Recently, my senior pastor had our staff watch Simon Sinek’s TED Talk, How Great Leaders Inspire Action. The basic gist of Simon’s talk is that if you want people to follow you, you’ve got to tell them why you’re doing what you’re doing. You’ve got to explain the why behind the what.

I like to think I’m pretty good at this. I’m a detailed, analytical person. Each of our ministry events has a well-thought out purpose behind it.

I know the purpose behind everything we do.

The problem is sometimes my team members don’t.

rummage sale 2

I was reminded of this when my youth ministry held it’s recent Rummage Sale, one of our biggest fundraisers of the year. This year, as parents, students, leaders and I sifted through junk, I heard something I honestly haven’t in past years: Complaining.

This is too much work.

There are easier ways to make money than this.

I’ve got better things to be doing than this.

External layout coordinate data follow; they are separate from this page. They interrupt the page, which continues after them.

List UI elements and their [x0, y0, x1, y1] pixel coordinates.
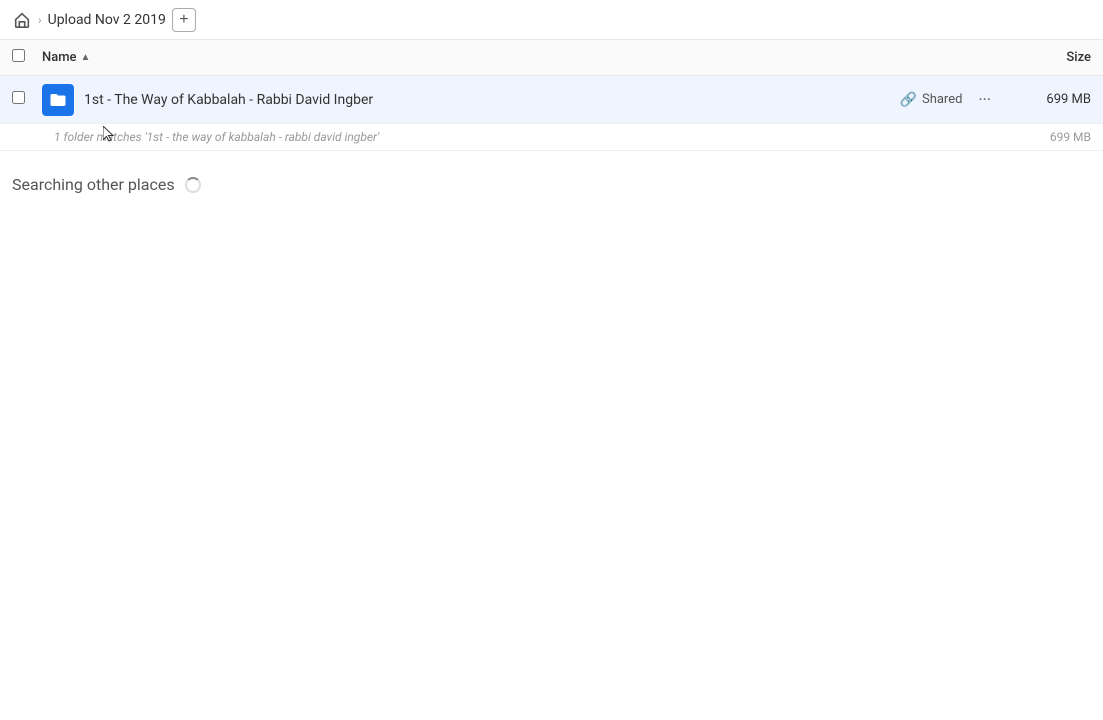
home-icon[interactable]: [12, 10, 32, 30]
add-button[interactable]: +: [172, 8, 196, 32]
folder-icon: [42, 84, 74, 116]
select-all-checkbox[interactable]: [12, 49, 32, 66]
breadcrumb-title: Upload Nov 2 2019: [48, 12, 166, 28]
size-column-header: Size: [1011, 50, 1091, 65]
searching-section: Searching other places: [0, 151, 1103, 218]
match-info-row: 1 folder matches '1st - the way of kabba…: [0, 124, 1103, 151]
folder-size: 699 MB: [1011, 92, 1091, 107]
row-checkbox-input[interactable]: [12, 91, 25, 104]
match-text: 1 folder matches '1st - the way of kabba…: [54, 130, 1011, 144]
breadcrumb-separator: ›: [38, 13, 42, 27]
match-size: 699 MB: [1011, 130, 1091, 144]
column-header: Name ▲ Size: [0, 40, 1103, 76]
row-checkbox[interactable]: [12, 91, 32, 108]
searching-text: Searching other places: [12, 175, 175, 194]
shared-label: Shared: [922, 92, 962, 107]
breadcrumb-bar: › Upload Nov 2 2019 +: [0, 0, 1103, 40]
folder-name: 1st - The Way of Kabbalah - Rabbi David …: [84, 92, 900, 108]
sort-arrow-icon: ▲: [81, 52, 91, 63]
name-column-header[interactable]: Name ▲: [42, 50, 1011, 65]
shared-indicator: 🔗 Shared: [900, 92, 963, 108]
more-options-button[interactable]: ···: [970, 86, 999, 113]
result-row[interactable]: 1st - The Way of Kabbalah - Rabbi David …: [0, 76, 1103, 124]
loading-spinner: [185, 177, 201, 193]
link-icon: 🔗: [900, 92, 917, 108]
checkbox-input[interactable]: [12, 49, 25, 62]
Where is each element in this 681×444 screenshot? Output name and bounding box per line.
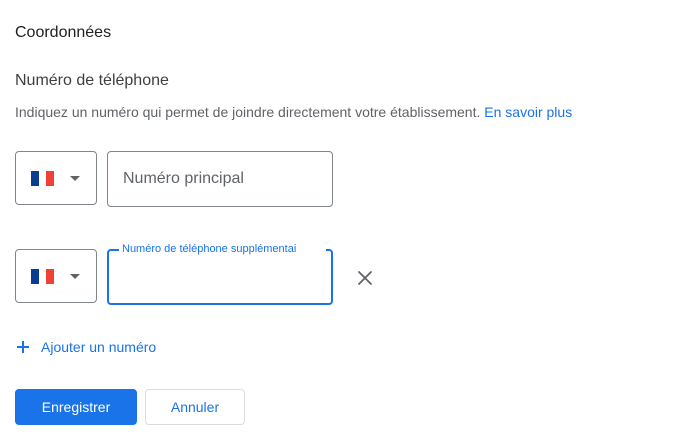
add-number-button[interactable]: Ajouter un numéro [15,337,156,357]
additional-country-select[interactable] [15,249,97,303]
add-number-label: Ajouter un numéro [41,339,157,355]
france-flag-icon [31,171,55,186]
section-title: Coordonnées [15,24,112,41]
save-button[interactable]: Enregistrer [15,389,137,425]
additional-phone-input[interactable] [107,249,333,305]
close-icon [358,271,372,285]
additional-phone-label: Numéro de téléphone supplémentai [119,242,326,256]
learn-more-link[interactable]: En savoir plus [484,104,572,120]
phone-field-title: Numéro de téléphone [15,72,169,89]
primary-country-select[interactable] [15,151,97,205]
phone-help-text: Indiquez un numéro qui permet de joindre… [15,103,572,121]
plus-icon [17,341,29,353]
remove-number-button[interactable] [352,265,378,291]
primary-phone-input[interactable] [107,151,333,207]
contact-details-form: Coordonnées Numéro de téléphone Indiquez… [0,0,681,444]
help-text-body: Indiquez un numéro qui permet de joindre… [15,104,481,120]
dropdown-arrow-icon [70,274,80,279]
france-flag-icon [31,269,55,284]
cancel-button[interactable]: Annuler [145,389,245,425]
dropdown-arrow-icon [70,176,80,181]
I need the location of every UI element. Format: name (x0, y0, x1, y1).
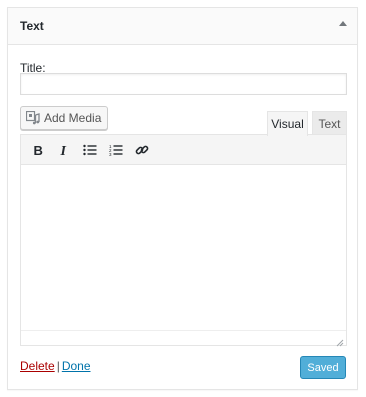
media-icon (25, 110, 40, 125)
svg-text:3: 3 (109, 151, 112, 155)
widget-title: Text (20, 19, 44, 33)
add-media-label: Add Media (44, 111, 102, 125)
link-icon[interactable] (129, 137, 155, 163)
editor-statusbar (21, 330, 346, 345)
rich-text-editor: B I 1 2 3 (20, 134, 347, 347)
svg-text:B: B (34, 144, 43, 156)
delete-link[interactable]: Delete (20, 359, 55, 373)
saved-button[interactable]: Saved (300, 356, 346, 379)
link-separator: | (56, 359, 60, 373)
editor-toolbar: B I 1 2 3 (21, 135, 346, 165)
tab-visual[interactable]: Visual (267, 111, 308, 136)
svg-text:I: I (60, 144, 67, 156)
tab-text[interactable]: Text (312, 111, 347, 135)
resize-handle-icon[interactable] (336, 335, 344, 347)
italic-icon[interactable]: I (51, 137, 77, 163)
bold-icon[interactable]: B (25, 137, 51, 163)
numbered-list-icon[interactable]: 1 2 3 (103, 137, 129, 163)
text-widget: Text Title: Add Media Visual Text B I 1 … (7, 7, 358, 390)
widget-header[interactable]: Text (8, 8, 357, 45)
widget-control-actions: Delete | Done (20, 359, 91, 373)
title-input[interactable] (20, 73, 347, 95)
editor-content-area[interactable] (21, 165, 346, 345)
add-media-button[interactable]: Add Media (20, 106, 109, 130)
bulleted-list-icon[interactable] (77, 137, 103, 163)
done-link[interactable]: Done (62, 359, 91, 373)
arrow-up-icon[interactable] (339, 21, 347, 26)
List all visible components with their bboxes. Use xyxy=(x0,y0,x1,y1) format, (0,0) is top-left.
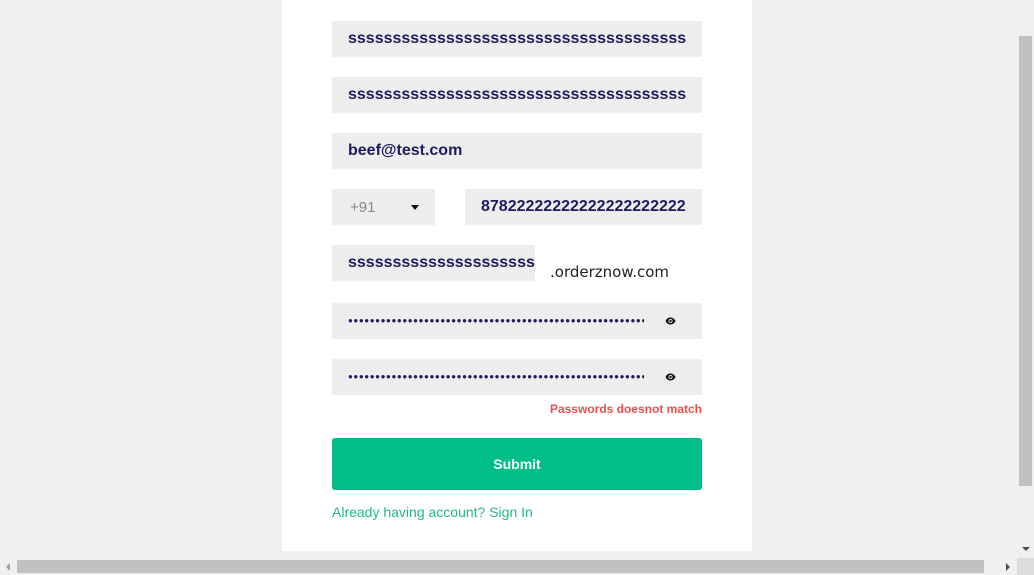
phone-field[interactable] xyxy=(465,189,702,225)
first-name-input[interactable] xyxy=(332,21,702,57)
first-name-field[interactable] xyxy=(332,21,702,57)
country-code-select[interactable]: +91 xyxy=(332,189,435,225)
email-field[interactable] xyxy=(332,133,702,169)
password-field[interactable]: ●●●●●●●●●●●●●●●●●●●●●●●●●●●●●●●●●●●●●●●●… xyxy=(332,303,702,339)
confirm-password-masked-value[interactable]: ●●●●●●●●●●●●●●●●●●●●●●●●●●●●●●●●●●●●●●●●… xyxy=(348,359,644,395)
caret-down-icon xyxy=(411,205,419,210)
last-name-field[interactable] xyxy=(332,77,702,113)
phone-input[interactable] xyxy=(465,189,702,225)
password-mismatch-error: Passwords doesnot match xyxy=(549,402,702,416)
email-input[interactable] xyxy=(332,133,702,169)
scroll-right-arrow-icon[interactable] xyxy=(1006,563,1010,571)
eye-icon[interactable] xyxy=(665,373,676,381)
eye-icon[interactable] xyxy=(665,317,676,325)
sign-in-link[interactable]: Already having account? Sign In xyxy=(332,504,533,520)
scrollbar-corner xyxy=(1017,558,1034,575)
password-masked-value[interactable]: ●●●●●●●●●●●●●●●●●●●●●●●●●●●●●●●●●●●●●●●●… xyxy=(348,303,644,339)
last-name-input[interactable] xyxy=(332,77,702,113)
horizontal-scrollbar[interactable] xyxy=(0,558,1017,575)
subdomain-input[interactable] xyxy=(332,245,535,281)
domain-suffix-label: .orderznow.com xyxy=(550,263,670,281)
submit-button[interactable]: Submit xyxy=(332,438,702,490)
country-code-value: +91 xyxy=(350,198,376,216)
vertical-scrollbar[interactable] xyxy=(1017,0,1034,558)
scroll-left-arrow-icon[interactable] xyxy=(6,563,10,571)
vertical-scroll-thumb[interactable] xyxy=(1019,36,1032,486)
horizontal-scroll-thumb[interactable] xyxy=(17,560,984,573)
subdomain-field[interactable] xyxy=(332,245,535,281)
scroll-down-arrow-icon[interactable] xyxy=(1022,547,1030,551)
confirm-password-field[interactable]: ●●●●●●●●●●●●●●●●●●●●●●●●●●●●●●●●●●●●●●●●… xyxy=(332,359,702,395)
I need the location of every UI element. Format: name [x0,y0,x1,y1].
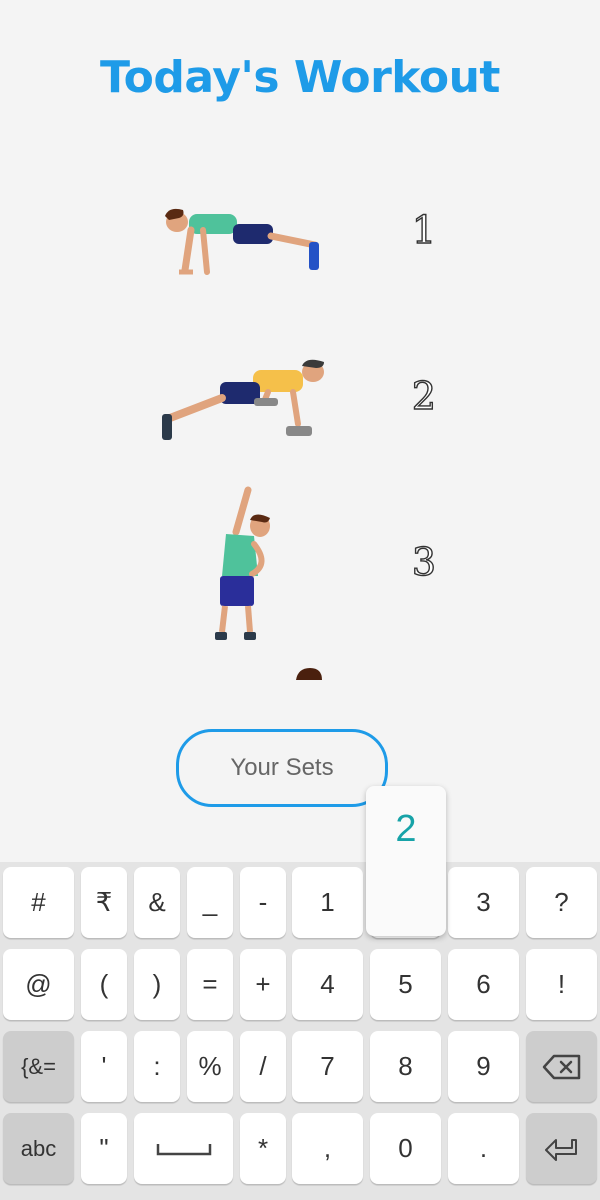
key-preview-text: 2 [395,808,417,850]
key-5[interactable]: 5 [370,949,441,1020]
key-at[interactable]: @ [3,949,74,1020]
page-title: Today's Workout [100,52,500,103]
key-quote[interactable]: " [81,1113,127,1184]
side-stretch-figure [215,486,270,640]
key-1[interactable]: 1 [292,867,363,938]
exercise-number-1: 1 [411,207,437,252]
key-question[interactable]: ? [526,867,597,938]
exercise-number-2: 2 [411,373,437,418]
backspace-key[interactable] [526,1031,597,1102]
key-plus[interactable]: + [240,949,286,1020]
key-equals[interactable]: = [187,949,233,1020]
key-hash[interactable]: # [3,867,74,938]
space-icon [156,1143,211,1155]
key-0[interactable]: 0 [370,1113,441,1184]
key-comma[interactable]: , [292,1113,363,1184]
enter-icon [544,1138,577,1161]
key-slash[interactable]: / [240,1031,286,1102]
key-period[interactable]: . [448,1113,519,1184]
key-abc[interactable]: abc [3,1113,74,1184]
key-rupee[interactable]: ₹ [81,867,127,938]
key-paren-open[interactable]: ( [81,949,127,1020]
key-ampersand[interactable]: & [134,867,180,938]
key-4[interactable]: 4 [292,949,363,1020]
key-exclamation[interactable]: ! [526,949,597,1020]
key-underscore[interactable]: _ [187,867,233,938]
key-preview-popup: 2 [366,786,446,936]
key-9[interactable]: 9 [448,1031,519,1102]
key-6[interactable]: 6 [448,949,519,1020]
key-percent[interactable]: % [187,1031,233,1102]
enter-key[interactable] [526,1113,597,1184]
key-hyphen[interactable]: - [240,867,286,938]
key-3[interactable]: 3 [448,867,519,938]
key-asterisk[interactable]: * [240,1113,286,1184]
dumbbell-row-figure [162,359,324,440]
key-colon[interactable]: : [134,1031,180,1102]
backspace-icon [542,1054,580,1079]
next-exercise-figure [296,668,322,680]
space-key[interactable] [134,1113,233,1184]
exercise-number-3: 3 [411,539,437,584]
push-up-figure [165,208,319,275]
key-apostrophe[interactable]: ' [81,1031,127,1102]
key-8[interactable]: 8 [370,1031,441,1102]
numeric-symbol-keyboard: # ₹ & _ - 1 2 3 ? @ ( ) = + 4 5 6 ! {&= … [0,862,600,1200]
your-sets-button[interactable]: Your Sets [176,729,388,807]
key-symbols-toggle[interactable]: {&= [3,1031,74,1102]
key-7[interactable]: 7 [292,1031,363,1102]
key-paren-close[interactable]: ) [134,949,180,1020]
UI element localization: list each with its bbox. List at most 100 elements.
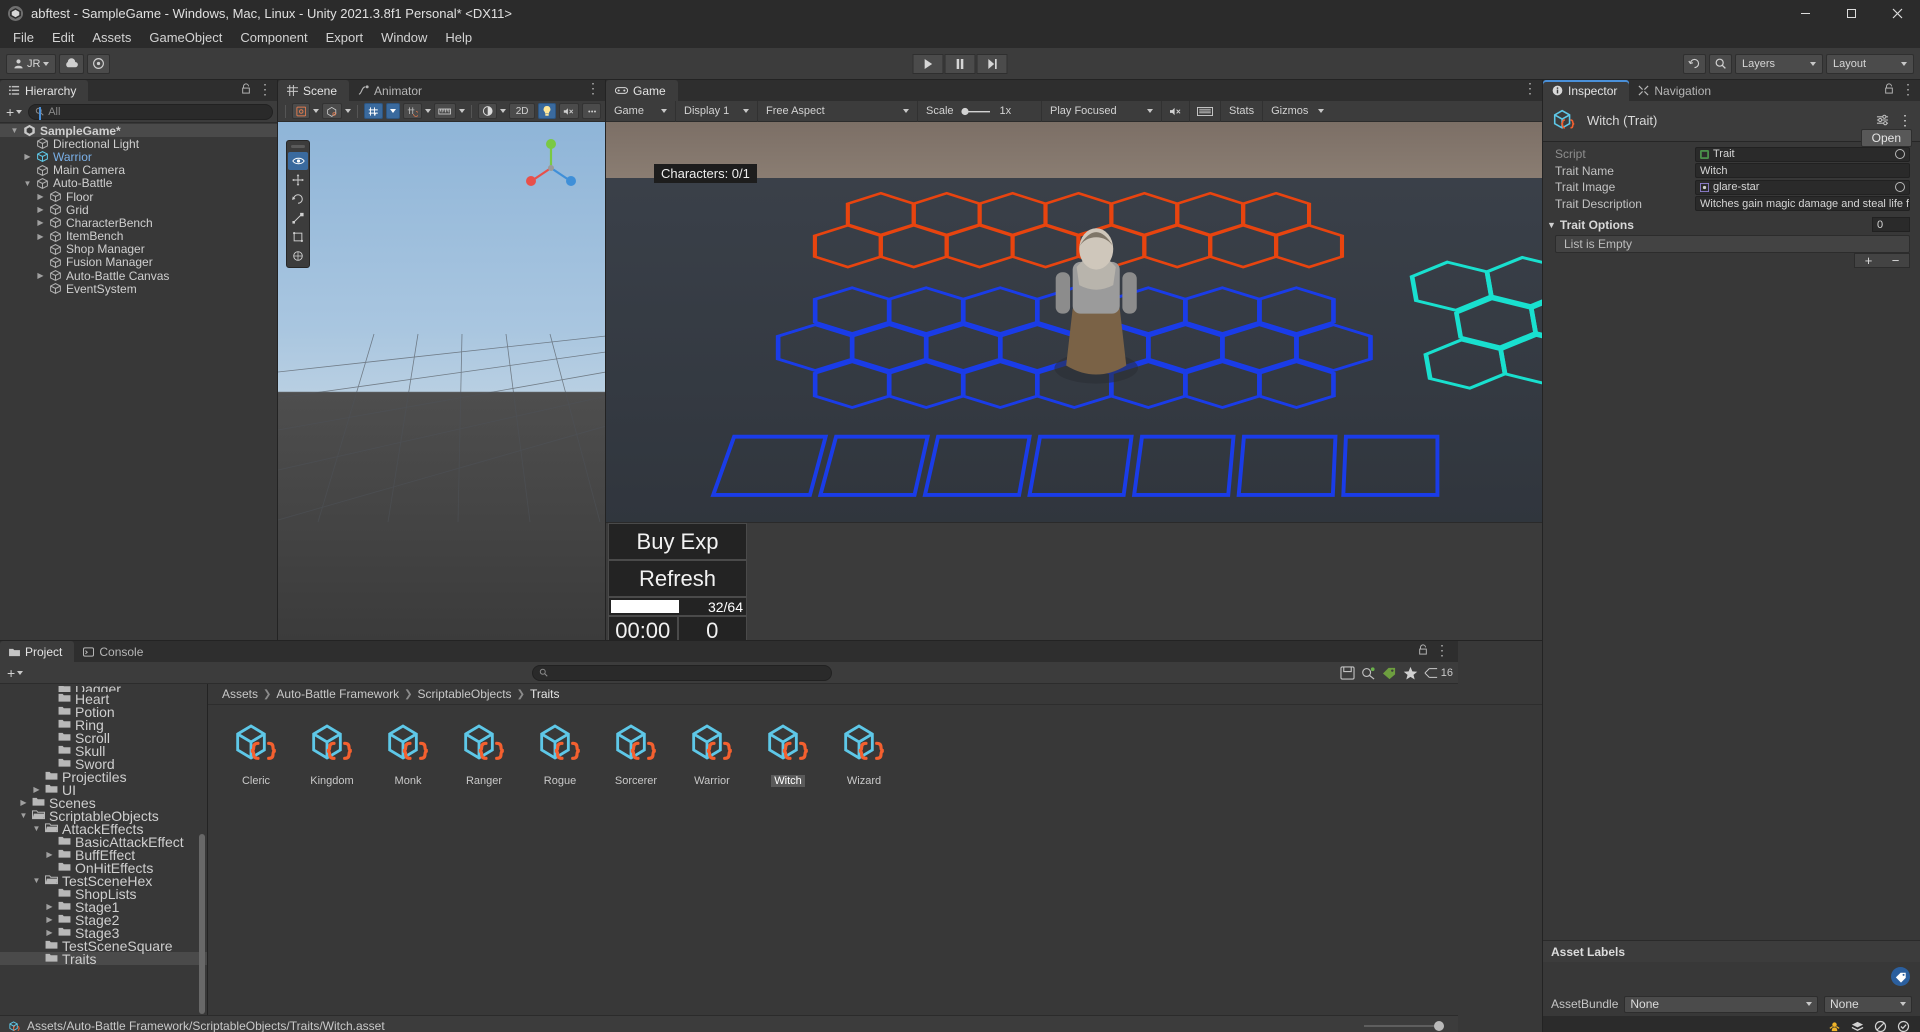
search-button[interactable]	[1709, 53, 1732, 74]
hierarchy-item-characterbench[interactable]: ▶ CharacterBench	[0, 216, 277, 230]
game-viewport[interactable]: Characters: 0/1 Buy Exp Refresh 32/64 00…	[606, 122, 1542, 640]
close-button[interactable]	[1874, 0, 1920, 26]
tab-console[interactable]: Console	[74, 641, 156, 662]
hierarchy-item-auto-battle[interactable]: ▼ Auto-Battle	[0, 176, 277, 190]
scene-overflow-button[interactable]	[581, 103, 602, 119]
asset-item-witch[interactable]: Witch	[758, 719, 818, 787]
menu-file[interactable]: File	[4, 28, 43, 47]
tab-navigation[interactable]: Navigation	[1629, 80, 1724, 101]
expand-arrow-icon[interactable]: ▶	[36, 232, 45, 241]
hierarchy-item-fusion-manager[interactable]: Fusion Manager	[0, 255, 277, 269]
tab-project[interactable]: Project	[0, 641, 75, 662]
expand-arrow-icon[interactable]: ▶	[36, 192, 45, 201]
expand-arrow-icon[interactable]: ▼	[32, 824, 41, 833]
lighting-button[interactable]	[477, 103, 498, 119]
kebab-menu-icon[interactable]: ⋮	[586, 81, 600, 95]
menu-gameobject[interactable]: GameObject	[140, 28, 231, 47]
chevron-down-icon[interactable]	[458, 109, 465, 113]
label-tag-icon[interactable]	[1891, 967, 1910, 986]
rect-tool-icon[interactable]	[288, 228, 308, 246]
assetbundle-variant-dropdown[interactable]: None	[1824, 995, 1912, 1013]
account-button[interactable]: JR	[6, 53, 57, 74]
kebab-menu-icon[interactable]: ⋮	[1523, 81, 1537, 95]
tab-hierarchy[interactable]: Hierarchy	[0, 80, 89, 101]
expand-arrow-icon[interactable]: ▶	[36, 205, 45, 214]
hierarchy-tree[interactable]: ▼ SampleGame* Directional Light ▶ Warrior Mai…	[0, 123, 277, 640]
expand-arrow-icon[interactable]: ▼	[32, 876, 41, 885]
chevron-down-icon[interactable]	[425, 109, 432, 113]
project-add-button[interactable]: +	[5, 665, 25, 681]
gizmos-button[interactable]: Gizmos	[1263, 101, 1332, 122]
asset-item-warrior[interactable]: Warrior	[682, 719, 742, 787]
step-button[interactable]	[976, 53, 1008, 74]
hierarchy-item-itembench[interactable]: ▶ ItemBench	[0, 229, 277, 243]
menu-export[interactable]: Export	[317, 28, 373, 47]
check-circle-icon[interactable]	[1897, 1020, 1910, 1032]
menu-edit[interactable]: Edit	[43, 28, 83, 47]
type-filter-icon[interactable]	[1361, 666, 1376, 680]
trait-options-count[interactable]: 0	[1872, 217, 1910, 232]
scale-slider-track[interactable]	[960, 107, 994, 116]
hierarchy-item-grid[interactable]: ▶ Grid	[0, 203, 277, 217]
tab-scene[interactable]: Scene	[278, 80, 350, 101]
2d-toggle-button[interactable]: 2D	[509, 103, 536, 119]
hierarchy-item-main-camera[interactable]: Main Camera	[0, 163, 277, 177]
chevron-down-icon[interactable]	[500, 109, 507, 113]
asset-item-rogue[interactable]: Rogue	[530, 719, 590, 787]
object-picker-icon[interactable]	[1895, 182, 1905, 193]
project-folder-ui[interactable]: ▶ UI	[0, 782, 207, 798]
maximize-button[interactable]	[1828, 0, 1874, 26]
ruler-button[interactable]	[434, 103, 456, 119]
project-folder-testscenesquare[interactable]: TestSceneSquare	[0, 938, 207, 954]
scale-tool-icon[interactable]	[288, 209, 308, 227]
pause-button[interactable]	[944, 53, 976, 74]
expand-arrow-icon[interactable]: ▶	[45, 902, 54, 911]
expand-arrow-icon[interactable]: ▶	[45, 915, 54, 924]
menu-component[interactable]: Component	[231, 28, 316, 47]
trait-options-foldout[interactable]: ▼ Trait Options	[1543, 216, 1920, 233]
gizmo-mode-button[interactable]	[322, 103, 342, 119]
breadcrumb-item[interactable]: Assets	[222, 687, 258, 701]
tab-game[interactable]: Game	[606, 80, 678, 101]
asset-item-ranger[interactable]: Ranger	[454, 719, 514, 787]
asset-item-monk[interactable]: Monk	[378, 719, 438, 787]
project-folder-projectiles[interactable]: Projectiles	[0, 769, 207, 785]
refresh-button[interactable]: Refresh	[608, 560, 747, 597]
no-preview-icon[interactable]	[1874, 1020, 1887, 1032]
menu-assets[interactable]: Assets	[83, 28, 140, 47]
lock-icon[interactable]	[1418, 644, 1428, 655]
project-tree-scrollbar[interactable]	[199, 834, 205, 1014]
tab-animator[interactable]: Animator	[349, 80, 435, 101]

The constant onslaught of complaints increasingly frustrated me. At one point, I nearly threw my hands up in the air and exclaimed, “Why don’t you people understand the value of this?”

That’s when I realized: My people didn’t understand the value because I hadn’t communicated it to them.

I remedied this the day of our sale.

Before the sale began, I assembled my team and explained the why behind the what. I talked about the value of working together to raise money. I described how important it is to give people the opportunity to purge. I described how it gives our refugee neighbors dignity to shop for their families at prices they can afford. I explained where our leftovers go and how that continues to benefit our community. I then turned my team lose.

To be honest, the rest of the day was a blur. One of the few things I remember is running into a young Burmese refugee who was resettled in the United States in February. Several of my teens had welcomed he and his family on the day they arrived. His arms were laden with pots and pans he and his family needed in their apartment.

I walked away from my brief encounter with him thinking, “That’s why we do the Rummage Sale.”

The funny thing is, several other people saw this encounter and thought the same thing. Over the course of the next few hours, several parents remarked how my brief orientation had changed their understanding and outlook of the rummage sale.

Days earlier, those same people had been among my most vocal complainers.

I thought their complaints meant they were unsupportive; In actuality, their complaints meant they didn’t understand.

As I was leaving church the day after the sale, another parent stopped me. She offered several reflections on the sale including “Your orientation was so powerful. It helped reframe the entire event for me.”

That, friends, is the power of the why behind the what. It reframes everything.